Saturday, May 7, 2016
It is an unavoidable fact that most of the patrons I see when I am working at the library are in some state of leisure. They are here wiling an afternoon away with a cozy book, or picking out movies to watch at home later that evening, or even just surfing the Internet as they wait for the drugs to kick in. All this wanton recreation makes it a ripe environment for the induction of jealousy on my part. After all, I wish I could just sit around anonymously reading for hours and hours, but I have to shelve these books. I would love to look up more gelaterias in Rome on the library's serviceable public computers during some idle early evening where I have nothing to do, but I don't have nothing to do. I'm working!
For the most part the nature of our clientele has helped to save me from the bitter yoke of jealousy.
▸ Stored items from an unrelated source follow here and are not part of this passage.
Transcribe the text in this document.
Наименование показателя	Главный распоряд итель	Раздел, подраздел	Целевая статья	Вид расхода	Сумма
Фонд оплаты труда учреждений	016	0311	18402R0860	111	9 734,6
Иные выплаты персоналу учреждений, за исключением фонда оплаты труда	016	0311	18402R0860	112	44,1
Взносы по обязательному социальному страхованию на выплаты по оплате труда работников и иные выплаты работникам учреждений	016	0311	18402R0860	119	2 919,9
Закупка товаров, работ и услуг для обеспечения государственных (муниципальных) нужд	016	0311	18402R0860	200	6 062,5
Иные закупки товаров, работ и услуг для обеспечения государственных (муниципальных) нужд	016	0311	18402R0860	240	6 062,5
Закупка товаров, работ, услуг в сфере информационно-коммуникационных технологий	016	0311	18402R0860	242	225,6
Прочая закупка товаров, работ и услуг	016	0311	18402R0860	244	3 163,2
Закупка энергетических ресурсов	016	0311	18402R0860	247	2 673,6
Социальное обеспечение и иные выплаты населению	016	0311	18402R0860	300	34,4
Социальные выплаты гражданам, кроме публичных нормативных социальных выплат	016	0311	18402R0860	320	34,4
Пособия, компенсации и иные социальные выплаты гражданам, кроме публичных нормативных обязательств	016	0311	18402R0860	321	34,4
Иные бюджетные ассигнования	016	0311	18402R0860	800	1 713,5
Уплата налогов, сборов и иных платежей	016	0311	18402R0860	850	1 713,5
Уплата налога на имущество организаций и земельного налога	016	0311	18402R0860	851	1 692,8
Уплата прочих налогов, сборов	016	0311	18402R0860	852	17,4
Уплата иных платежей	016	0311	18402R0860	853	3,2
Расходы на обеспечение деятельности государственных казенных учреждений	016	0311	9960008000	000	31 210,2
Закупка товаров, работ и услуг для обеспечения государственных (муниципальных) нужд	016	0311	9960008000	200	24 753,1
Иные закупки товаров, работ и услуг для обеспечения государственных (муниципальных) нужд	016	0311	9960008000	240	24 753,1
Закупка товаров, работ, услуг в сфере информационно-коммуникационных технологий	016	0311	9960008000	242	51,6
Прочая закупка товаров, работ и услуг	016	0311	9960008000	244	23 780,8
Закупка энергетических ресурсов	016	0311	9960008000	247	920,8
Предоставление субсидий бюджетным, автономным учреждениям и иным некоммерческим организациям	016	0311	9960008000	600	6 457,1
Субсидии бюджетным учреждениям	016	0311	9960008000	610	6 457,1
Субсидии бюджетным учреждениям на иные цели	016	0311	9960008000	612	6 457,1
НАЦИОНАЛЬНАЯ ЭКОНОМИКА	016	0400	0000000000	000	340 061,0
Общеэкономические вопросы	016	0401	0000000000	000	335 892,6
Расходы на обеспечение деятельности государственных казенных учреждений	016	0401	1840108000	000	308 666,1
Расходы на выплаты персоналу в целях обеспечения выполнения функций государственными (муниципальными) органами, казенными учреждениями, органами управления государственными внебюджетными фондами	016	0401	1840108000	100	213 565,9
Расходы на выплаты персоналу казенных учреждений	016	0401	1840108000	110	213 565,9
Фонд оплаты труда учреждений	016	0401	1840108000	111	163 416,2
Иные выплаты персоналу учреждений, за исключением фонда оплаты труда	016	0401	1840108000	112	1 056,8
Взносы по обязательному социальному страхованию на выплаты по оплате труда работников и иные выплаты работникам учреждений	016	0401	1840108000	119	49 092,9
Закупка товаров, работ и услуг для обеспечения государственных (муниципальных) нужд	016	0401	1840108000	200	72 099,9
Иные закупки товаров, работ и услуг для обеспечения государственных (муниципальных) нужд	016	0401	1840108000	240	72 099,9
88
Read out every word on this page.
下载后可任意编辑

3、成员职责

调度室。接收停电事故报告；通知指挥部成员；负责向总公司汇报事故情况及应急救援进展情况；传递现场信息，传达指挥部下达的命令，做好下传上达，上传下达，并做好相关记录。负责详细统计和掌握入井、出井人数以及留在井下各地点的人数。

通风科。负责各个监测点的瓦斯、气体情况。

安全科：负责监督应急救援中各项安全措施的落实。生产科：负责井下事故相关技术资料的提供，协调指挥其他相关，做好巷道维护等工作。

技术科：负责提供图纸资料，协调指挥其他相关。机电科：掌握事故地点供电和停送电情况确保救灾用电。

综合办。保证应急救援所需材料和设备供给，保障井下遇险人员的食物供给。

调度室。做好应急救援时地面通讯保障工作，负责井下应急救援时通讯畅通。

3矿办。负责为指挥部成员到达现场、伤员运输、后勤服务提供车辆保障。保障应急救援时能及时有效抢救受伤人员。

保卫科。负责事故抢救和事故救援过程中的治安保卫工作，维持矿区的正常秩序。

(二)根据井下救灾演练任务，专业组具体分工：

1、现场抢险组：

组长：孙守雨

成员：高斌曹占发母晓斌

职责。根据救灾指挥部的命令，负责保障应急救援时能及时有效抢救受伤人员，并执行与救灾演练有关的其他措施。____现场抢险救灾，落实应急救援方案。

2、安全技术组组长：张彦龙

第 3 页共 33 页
It is vastly easier to look at our most regular idlers and think "They have no place to go." than it is to think "Ohh! Landed Gentry!". As much as I might feel a pang of envy at the free time of our library visitors, I feel an equal, perhaps even greater comfort in my gainful employment and stable and happy place in the world.
And perhaps that would work anywhere. If I were serving out gelato to the tourists at one of those Roman gelaterias I was referring to, there would be an endless stream of vacationers enjoying the blissful wonders of a brilliant city, all passing before me as I made the small talk, and effortfully plunked out their immensely tasty treats ("Per favore, try the Gorgonzola gelato. It is strange but bellissima!"). But I would be able to tell myself in that situation "Yes, they are on a vacation in paradise, but look at this place: Rome. I get to live here! Plus I am Italian!").
Yesterday I biked through my neighborhood to work. I saw people having a leisurely brunch at an adorable and amazingly popular new art deco old converted diner car café. It was 70 degrees out with a slight breeze. People were out on the deck sipping fruity cocktails as I trundled my way to work on my heavy city bike. Yes, I felt a mighty pang of jealousy, but I also understood, maybe they were hurrying through their little quick business brunch, or were otherwise racing along so that they could get to work. And then they glanced up to see me biking past.
"Oh." They would think. "What I would give on a beautiful day like this to just be able to bike around all day like that guy."
So am I saying the grass is always greener?
No, I'm saying our uninformed stories about strangers are usually wrong, so we might as well write the ones we can live with best.